Figure 5. Lethal control PLK1 provides high editing efficiency of the cell cycle regulator gene PLK1 and induces cell death within 3 days. A) Knockout score and B) Cell viability for lethal control, PLK1, versus negative control, NTC3.
EditCo's lethal control is ideal for for optimizing gene editing conditions and validating the transfection efficiency since it provides a very clear phenotype easily assessed via microscopy or a simple cell viability assay.

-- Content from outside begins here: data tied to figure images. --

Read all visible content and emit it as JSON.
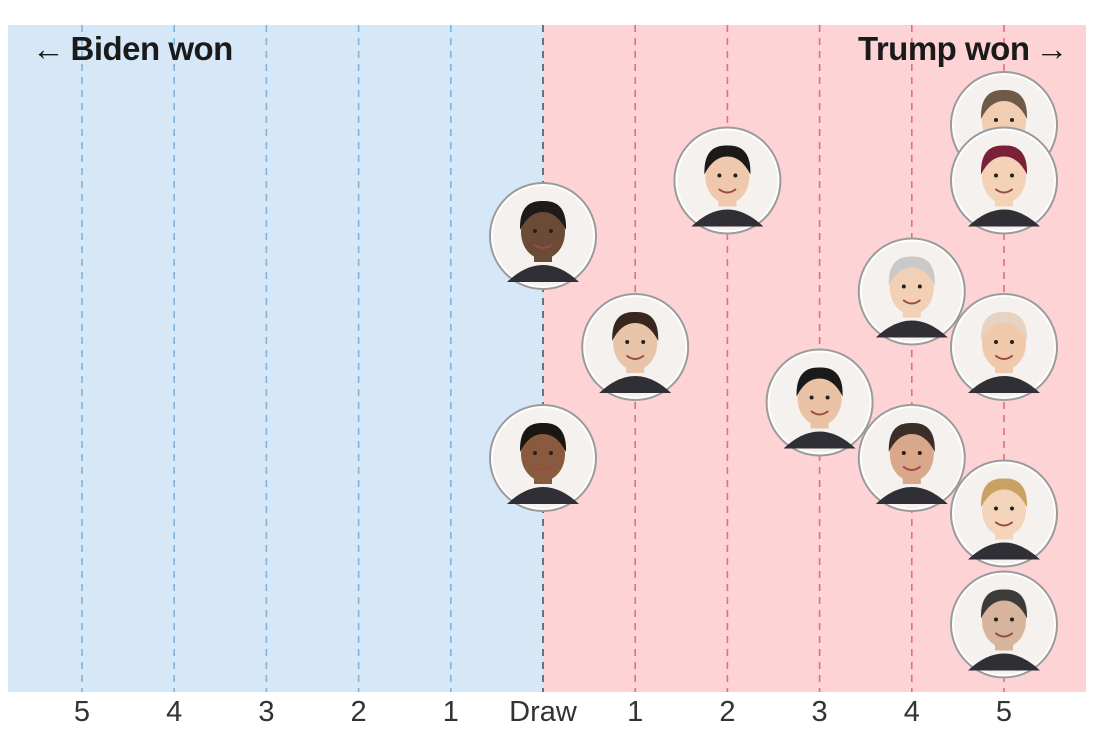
{
  "chart_data": {
    "type": "scatter",
    "title_left": "Biden won",
    "title_right": "Trump won",
    "xlabel": "",
    "ylabel": "",
    "xlim": [
      -5.5,
      5.5
    ],
    "ticks": [
      {
        "value": -5,
        "label": "5"
      },
      {
        "value": -4,
        "label": "4"
      },
      {
        "value": -3,
        "label": "3"
      },
      {
        "value": -2,
        "label": "2"
      },
      {
        "value": -1,
        "label": "1"
      },
      {
        "value": 0,
        "label": "Draw"
      },
      {
        "value": 1,
        "label": "1"
      },
      {
        "value": 2,
        "label": "2"
      },
      {
        "value": 3,
        "label": "3"
      },
      {
        "value": 4,
        "label": "4"
      },
      {
        "value": 5,
        "label": "5"
      }
    ],
    "points": [
      {
        "x": 0,
        "row": 2
      },
      {
        "x": 0,
        "row": 6
      },
      {
        "x": 1,
        "row": 4
      },
      {
        "x": 2,
        "row": 1
      },
      {
        "x": 3,
        "row": 5
      },
      {
        "x": 4,
        "row": 3
      },
      {
        "x": 4,
        "row": 6
      },
      {
        "x": 5,
        "row": 0
      },
      {
        "x": 5,
        "row": 1
      },
      {
        "x": 5,
        "row": 4
      },
      {
        "x": 5,
        "row": 7
      },
      {
        "x": 5,
        "row": 9
      }
    ],
    "colors": {
      "biden_bg": "#d6e8f7",
      "trump_bg": "#fdd3d6",
      "biden_line": "#7fb4dc",
      "trump_line": "#e0707a",
      "draw_line": "#555555"
    }
  }
}
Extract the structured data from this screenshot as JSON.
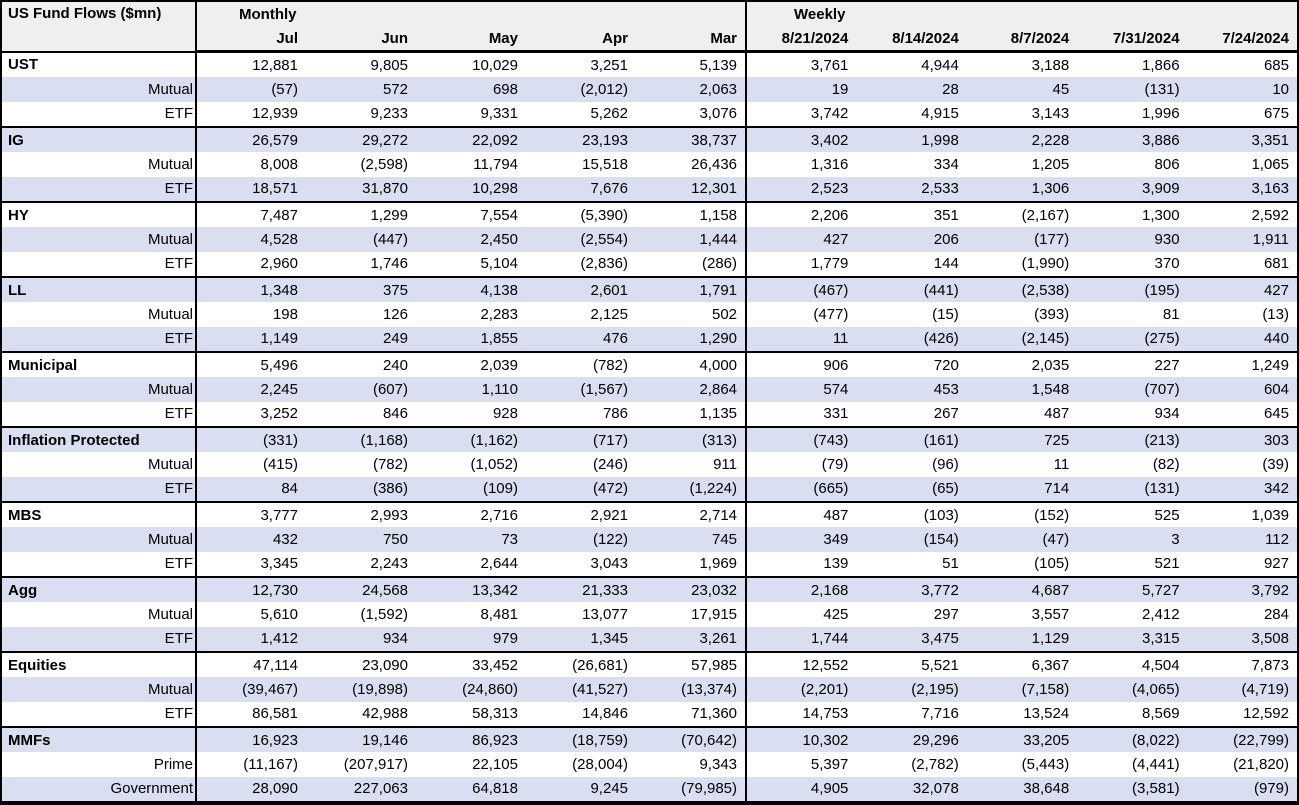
{
  "title": "US Fund Flows ($mn)",
  "colors": {
    "row_stripe": "#d9dff0",
    "header_bg": "#efefef",
    "border": "#000000",
    "text": "#000000"
  },
  "sections": {
    "monthly": {
      "label": "Monthly",
      "columns": [
        "Jul",
        "Jun",
        "May",
        "Apr",
        "Mar"
      ]
    },
    "weekly": {
      "label": "Weekly",
      "columns": [
        "8/21/2024",
        "8/14/2024",
        "8/7/2024",
        "7/31/2024",
        "7/24/2024"
      ]
    }
  },
  "groups": [
    {
      "label": "UST",
      "total": {
        "monthly": [
          "12,881",
          "9,805",
          "10,029",
          "3,251",
          "5,139"
        ],
        "weekly": [
          "3,761",
          "4,944",
          "3,188",
          "1,866",
          "685"
        ]
      },
      "subrows": [
        {
          "label": "Mutual",
          "monthly": [
            "(57)",
            "572",
            "698",
            "(2,012)",
            "2,063"
          ],
          "weekly": [
            "19",
            "28",
            "45",
            "(131)",
            "10"
          ]
        },
        {
          "label": "ETF",
          "monthly": [
            "12,939",
            "9,233",
            "9,331",
            "5,262",
            "3,076"
          ],
          "weekly": [
            "3,742",
            "4,915",
            "3,143",
            "1,996",
            "675"
          ]
        }
      ]
    },
    {
      "label": "IG",
      "total": {
        "monthly": [
          "26,579",
          "29,272",
          "22,092",
          "23,193",
          "38,737"
        ],
        "weekly": [
          "3,402",
          "1,998",
          "2,228",
          "3,886",
          "3,351"
        ]
      },
      "subrows": [
        {
          "label": "Mutual",
          "monthly": [
            "8,008",
            "(2,598)",
            "11,794",
            "15,518",
            "26,436"
          ],
          "weekly": [
            "1,316",
            "334",
            "1,205",
            "806",
            "1,065"
          ]
        },
        {
          "label": "ETF",
          "monthly": [
            "18,571",
            "31,870",
            "10,298",
            "7,676",
            "12,301"
          ],
          "weekly": [
            "2,523",
            "2,533",
            "1,306",
            "3,909",
            "3,163"
          ]
        }
      ]
    },
    {
      "label": "HY",
      "total": {
        "monthly": [
          "7,487",
          "1,299",
          "7,554",
          "(5,390)",
          "1,158"
        ],
        "weekly": [
          "2,206",
          "351",
          "(2,167)",
          "1,300",
          "2,592"
        ]
      },
      "subrows": [
        {
          "label": "Mutual",
          "monthly": [
            "4,528",
            "(447)",
            "2,450",
            "(2,554)",
            "1,444"
          ],
          "weekly": [
            "427",
            "206",
            "(177)",
            "930",
            "1,911"
          ]
        },
        {
          "label": "ETF",
          "monthly": [
            "2,960",
            "1,746",
            "5,104",
            "(2,836)",
            "(286)"
          ],
          "weekly": [
            "1,779",
            "144",
            "(1,990)",
            "370",
            "681"
          ]
        }
      ]
    },
    {
      "label": "LL",
      "total": {
        "monthly": [
          "1,348",
          "375",
          "4,138",
          "2,601",
          "1,791"
        ],
        "weekly": [
          "(467)",
          "(441)",
          "(2,538)",
          "(195)",
          "427"
        ]
      },
      "subrows": [
        {
          "label": "Mutual",
          "monthly": [
            "198",
            "126",
            "2,283",
            "2,125",
            "502"
          ],
          "weekly": [
            "(477)",
            "(15)",
            "(393)",
            "81",
            "(13)"
          ]
        },
        {
          "label": "ETF",
          "monthly": [
            "1,149",
            "249",
            "1,855",
            "476",
            "1,290"
          ],
          "weekly": [
            "11",
            "(426)",
            "(2,145)",
            "(275)",
            "440"
          ]
        }
      ]
    },
    {
      "label": "Municipal",
      "total": {
        "monthly": [
          "5,496",
          "240",
          "2,039",
          "(782)",
          "4,000"
        ],
        "weekly": [
          "906",
          "720",
          "2,035",
          "227",
          "1,249"
        ]
      },
      "subrows": [
        {
          "label": "Mutual",
          "monthly": [
            "2,245",
            "(607)",
            "1,110",
            "(1,567)",
            "2,864"
          ],
          "weekly": [
            "574",
            "453",
            "1,548",
            "(707)",
            "604"
          ]
        },
        {
          "label": "ETF",
          "monthly": [
            "3,252",
            "846",
            "928",
            "786",
            "1,135"
          ],
          "weekly": [
            "331",
            "267",
            "487",
            "934",
            "645"
          ]
        }
      ]
    },
    {
      "label": "Inflation Protected",
      "total": {
        "monthly": [
          "(331)",
          "(1,168)",
          "(1,162)",
          "(717)",
          "(313)"
        ],
        "weekly": [
          "(743)",
          "(161)",
          "725",
          "(213)",
          "303"
        ]
      },
      "subrows": [
        {
          "label": "Mutual",
          "monthly": [
            "(415)",
            "(782)",
            "(1,052)",
            "(246)",
            "911"
          ],
          "weekly": [
            "(79)",
            "(96)",
            "11",
            "(82)",
            "(39)"
          ]
        },
        {
          "label": "ETF",
          "monthly": [
            "84",
            "(386)",
            "(109)",
            "(472)",
            "(1,224)"
          ],
          "weekly": [
            "(665)",
            "(65)",
            "714",
            "(131)",
            "342"
          ]
        }
      ]
    },
    {
      "label": "MBS",
      "total": {
        "monthly": [
          "3,777",
          "2,993",
          "2,716",
          "2,921",
          "2,714"
        ],
        "weekly": [
          "487",
          "(103)",
          "(152)",
          "525",
          "1,039"
        ]
      },
      "subrows": [
        {
          "label": "Mutual",
          "monthly": [
            "432",
            "750",
            "73",
            "(122)",
            "745"
          ],
          "weekly": [
            "349",
            "(154)",
            "(47)",
            "3",
            "112"
          ]
        },
        {
          "label": "ETF",
          "monthly": [
            "3,345",
            "2,243",
            "2,644",
            "3,043",
            "1,969"
          ],
          "weekly": [
            "139",
            "51",
            "(105)",
            "521",
            "927"
          ]
        }
      ]
    },
    {
      "label": "Agg",
      "total": {
        "monthly": [
          "12,730",
          "24,568",
          "13,342",
          "21,333",
          "23,032"
        ],
        "weekly": [
          "2,168",
          "3,772",
          "4,687",
          "5,727",
          "3,792"
        ]
      },
      "subrows": [
        {
          "label": "Mutual",
          "monthly": [
            "5,610",
            "(1,592)",
            "8,481",
            "13,077",
            "17,915"
          ],
          "weekly": [
            "425",
            "297",
            "3,557",
            "2,412",
            "284"
          ]
        },
        {
          "label": "ETF",
          "monthly": [
            "1,412",
            "934",
            "979",
            "1,345",
            "3,261"
          ],
          "weekly": [
            "1,744",
            "3,475",
            "1,129",
            "3,315",
            "3,508"
          ]
        }
      ]
    },
    {
      "label": "Equities",
      "total": {
        "monthly": [
          "47,114",
          "23,090",
          "33,452",
          "(26,681)",
          "57,985"
        ],
        "weekly": [
          "12,552",
          "5,521",
          "6,367",
          "4,504",
          "7,873"
        ]
      },
      "subrows": [
        {
          "label": "Mutual",
          "monthly": [
            "(39,467)",
            "(19,898)",
            "(24,860)",
            "(41,527)",
            "(13,374)"
          ],
          "weekly": [
            "(2,201)",
            "(2,195)",
            "(7,158)",
            "(4,065)",
            "(4,719)"
          ]
        },
        {
          "label": "ETF",
          "monthly": [
            "86,581",
            "42,988",
            "58,313",
            "14,846",
            "71,360"
          ],
          "weekly": [
            "14,753",
            "7,716",
            "13,524",
            "8,569",
            "12,592"
          ]
        }
      ]
    },
    {
      "label": "MMFs",
      "total": {
        "monthly": [
          "16,923",
          "19,146",
          "86,923",
          "(18,759)",
          "(70,642)"
        ],
        "weekly": [
          "10,302",
          "29,296",
          "33,205",
          "(8,022)",
          "(22,799)"
        ]
      },
      "subrows": [
        {
          "label": "Prime",
          "monthly": [
            "(11,167)",
            "(207,917)",
            "22,105",
            "(28,004)",
            "9,343"
          ],
          "weekly": [
            "5,397",
            "(2,782)",
            "(5,443)",
            "(4,441)",
            "(21,820)"
          ]
        },
        {
          "label": "Government",
          "monthly": [
            "28,090",
            "227,063",
            "64,818",
            "9,245",
            "(79,985)"
          ],
          "weekly": [
            "4,905",
            "32,078",
            "38,648",
            "(3,581)",
            "(979)"
          ]
        }
      ]
    }
  ]
}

* Each cell line was genetically modified using EditCo’s proprietary process under optimized editing conditions. Editing efficiency was evaluated 72 hours post-nucleofection. The targeted genomic region was amplified via PCR, sequenced using Sanger sequencing, and analyzed with the ICE analysis tool to determine knockout (KO) levels. To assess the impact of CRISPR editing on cell growth, total cell numbers were measured using a fluorescence-based cell counting assay 72 hours post-nucleofection. Hoechst staining was used to label all cells, while dead cells were identified via propidium iodide staining. The number of live cells was determined by subtracting dead cells from the total count.
** Representative data, found on the CRISPR controls product page, show high knockout efficiency and maintained viability across controls.
Controls Enable Confidence — and EditCo Makes It Easy
In genome editing, precision without validation is just guesswork. That’s why CRISPR controls—positive, negative, lethal, and safe harbor—are not optional extras, but essential tools for building reproducible, interpretable experiments. Whether you’re troubleshooting delivery, benchmarking editing performance, or validating phenotypes in complex cell models, controls turn uncertainty into confidence.
At EditCo, we’ve designed our suite of CRISPR controls and supporting reagents to meet researchers where they are—from early assay development to high-throughput screening. In addition to traditional single-guide formats, our unique XDel knockout guide design maximizes protein depletion. With validated sgRNAs, optimized transfection kits, and high-performance SpCas9 protein, we provide a reliable foundation for every experiment. Our controls aren’t just compatible with our Gene Knockout Kits—they complete them, enabling seamless workflows that reduce variability and accelerate discovery.
Confidence in gene editing starts with the right controls. EditCo delivers them—so you can focus on the science, not the troubleshooting.